The patched version of R passes "make check" under Ubuntu.  I do not know whether "thisExpr" needs to be PROTECT()'d (I suspect not, as its referent is PROTECTED, but I don't know enough about PROTECTion to be sure.)  I also do not know if it is a potential source of other crashes that source() can leave R_CurrentExpr set to 0x0 rather than R_NilValue.
Comment 9 Tony Plate 2010-09-04 16:23:25 UTC
On further analysis, I see that main.c:Rf_ReplIteration is not being called recursively, but the global variable R_CurrentExpr is set in many places in the code.  In particular, it is set in xxvalue() in gram.y, so any time the parser is called, R_CurrentExpr may get set to the value of the most recently parsed expression.  Consequently, R_CurrentExpr is not suitable for remembering the value of the expression over a call to evaluate an expression (as it is currently used in main.c:Rf_ReplIteration).  Under this analysis, the fix I proposed is still valid.

Here is a smaller example illustrating this behavior.  The callback function cb() is intended to print the unevaluated value of the expression just evaluated.  Note that when the expression evaluated from the top level is a call to parse(), the callback function sees the parsed expression, not the top-level expression.

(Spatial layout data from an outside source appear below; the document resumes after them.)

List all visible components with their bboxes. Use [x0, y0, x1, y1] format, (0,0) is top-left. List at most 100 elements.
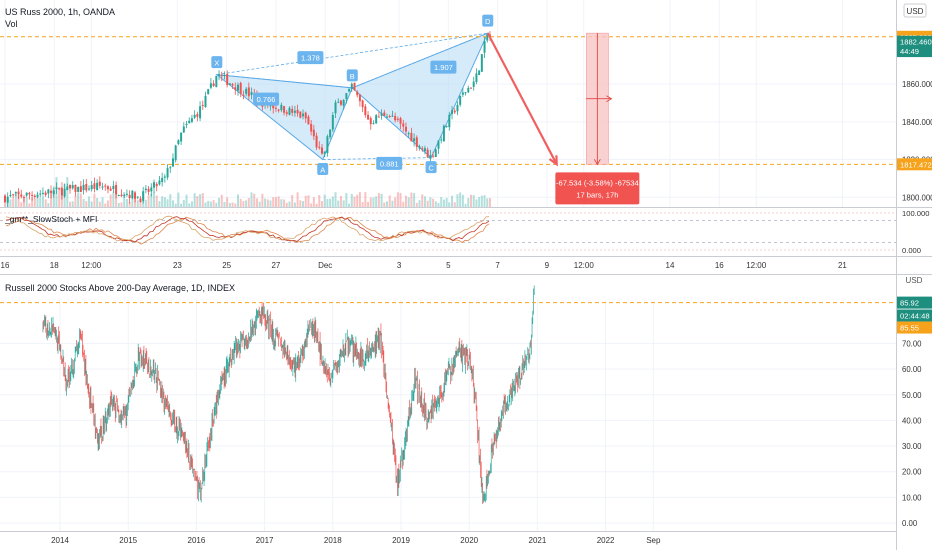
price-candle-body	[85, 183, 88, 191]
volume-bar	[163, 197, 166, 207]
price-candle-body	[142, 191, 145, 201]
price-candle-body	[136, 196, 139, 198]
price-candle-body	[413, 138, 416, 142]
price-candle-body	[369, 118, 372, 125]
price-candle-body	[234, 87, 237, 90]
osc-tick-label: 100.000	[902, 209, 929, 218]
price-candle-body	[418, 146, 421, 149]
price-badge-orange[interactable]	[897, 158, 932, 171]
bottom-currency-label: USD	[906, 276, 923, 285]
price-candle-body	[39, 193, 42, 195]
volume-bar	[158, 201, 161, 207]
price-candle-body	[423, 148, 426, 152]
volume-bar	[464, 203, 467, 207]
year-tick-label: 2017	[256, 536, 274, 545]
volume-bar	[388, 195, 391, 207]
breadth-badge-orange[interactable]	[897, 321, 932, 334]
price-candle-body	[4, 195, 6, 202]
point-label-a: A	[320, 166, 325, 175]
price-candle-body	[231, 84, 234, 86]
point-label-box[interactable]	[482, 14, 494, 27]
volume-bar	[239, 198, 242, 207]
price-candle-body	[6, 196, 9, 203]
osc-tick-label: 0.000	[902, 246, 921, 255]
volume-bar	[461, 194, 464, 207]
pattern-labels[interactable]: X A B C D 0.766 1.378 0.881 1.907	[211, 14, 494, 176]
price-candle-body	[228, 83, 231, 85]
top-time-axis[interactable]: 16 18 12:00 23 25 27 Dec 3 5 7 9 12:00 14 16 12:00 21	[1, 261, 848, 270]
volume-bar	[74, 195, 77, 207]
breadth-badge-green[interactable]	[897, 296, 932, 309]
projection-drawing[interactable]: -67.534 (-3.58%) -67534 17 bars, 17h	[486, 32, 640, 205]
volume-bar	[258, 201, 261, 207]
bottom-value-axis[interactable]: 0.00 10.00 20.00 30.00 40.00 50.00 60.00 70.00 8…	[897, 296, 932, 528]
price-candle-body	[353, 82, 356, 91]
breadth-candles	[42, 285, 535, 505]
time-tick-label: 3	[397, 261, 402, 270]
volume-bar	[440, 197, 443, 207]
volume-bar	[342, 200, 345, 207]
price-candle-body	[402, 123, 405, 127]
price-candle-body	[218, 74, 221, 77]
price-candle-body	[391, 115, 394, 117]
top-price-axis[interactable]: 1800.0001820.0001840.0001860.0001885.068…	[897, 30, 932, 202]
price-levels[interactable]	[0, 36, 896, 165]
price-candle-body	[82, 184, 85, 191]
volume-bar	[304, 195, 307, 207]
bottom-time-axis[interactable]: 2014 2015 2016 2017 2018 2019 2020 2021 2022 Sep	[51, 536, 661, 545]
volume-bar	[415, 202, 418, 207]
price-candle-body	[87, 188, 90, 190]
volume-bar	[320, 201, 323, 207]
pattern-line-ac[interactable]	[322, 157, 432, 160]
volume-bar	[380, 193, 383, 207]
breadth-badge-text: 85.55	[900, 324, 919, 333]
time-tick-label: 12:00	[574, 261, 595, 270]
price-candle-body	[169, 167, 172, 169]
pattern-line-xd[interactable]	[216, 32, 488, 76]
price-candle-body	[467, 87, 470, 93]
volume-bar	[361, 202, 364, 207]
volume-bar	[350, 193, 353, 207]
volume-bar	[337, 200, 340, 207]
ratio-label-box[interactable]	[376, 156, 403, 170]
price-candle-body	[331, 114, 334, 130]
price-candle-body	[74, 184, 77, 192]
ratio-label-box[interactable]	[430, 60, 457, 74]
price-tick-label: 1840.000	[902, 118, 932, 127]
point-label-box[interactable]	[346, 69, 358, 82]
pattern-line-xb[interactable]	[216, 74, 353, 89]
price-candle-body	[277, 109, 280, 111]
point-label-box[interactable]	[425, 161, 437, 174]
price-range-label-box[interactable]	[555, 172, 640, 205]
price-candle-body	[478, 70, 481, 75]
volume-bar	[399, 192, 402, 207]
top-currency-button[interactable]	[903, 3, 927, 18]
volume-bar	[28, 203, 31, 207]
price-badge-green[interactable]	[897, 45, 932, 58]
price-candle-body	[442, 125, 445, 142]
price-candle-body	[153, 182, 156, 188]
ratio-label-box[interactable]	[253, 92, 280, 106]
point-label-box[interactable]	[211, 56, 223, 69]
bottom-chart-title: Russell 2000 Stocks Above 200-Day Averag…	[5, 283, 235, 293]
price-candle-body	[161, 177, 164, 182]
ratio-label-box[interactable]	[297, 51, 324, 65]
pattern-triangle-xab[interactable]	[215, 73, 354, 161]
price-badge-text: 1882.460	[900, 38, 932, 47]
price-candle-body	[386, 116, 389, 118]
volume-bar	[326, 198, 329, 207]
projection-arrow-head[interactable]	[548, 155, 558, 167]
price-candle-body	[77, 186, 80, 192]
price-candle-body	[456, 104, 459, 112]
price-range-arrowhead[interactable]	[593, 159, 601, 166]
projection-arrow-line[interactable]	[486, 32, 558, 165]
oscillator-panel[interactable]	[0, 212, 896, 251]
point-label-box[interactable]	[317, 163, 329, 176]
price-candle-body	[25, 192, 28, 196]
price-range-h-arrowhead[interactable]	[606, 95, 613, 103]
breadth-badge-green[interactable]	[897, 309, 932, 322]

> cb <- function(expr, value, ok, visible) {cat("cb: expr=", deparse(expr), "\n"); TRUE}
> addTaskCallback(cb)
1 
1 
cb: expr= addTaskCallback(cb) 
> 1+2
[1] 3
cb: expr= 1 + 2 
> parse(text="3+4")
expression(3+4)
attr(,"srcfile")
<text> 
cb: expr= 3 + 4 
>
Comment 10 Duncan Murdoch 2010-09-08 18:55:30 UTC
I'll look into this.  At first glance the patch looks like the right approach.
Comment 11 Duncan Murdoch 2010-09-08 19:49:10 UTC
I used Tony's patch, thanks!

We're using R_CurrentExpr in way too many places, so there might be other conflicts, but I couldn't spot any in main.c.  At some point in the future those should be cleaned up.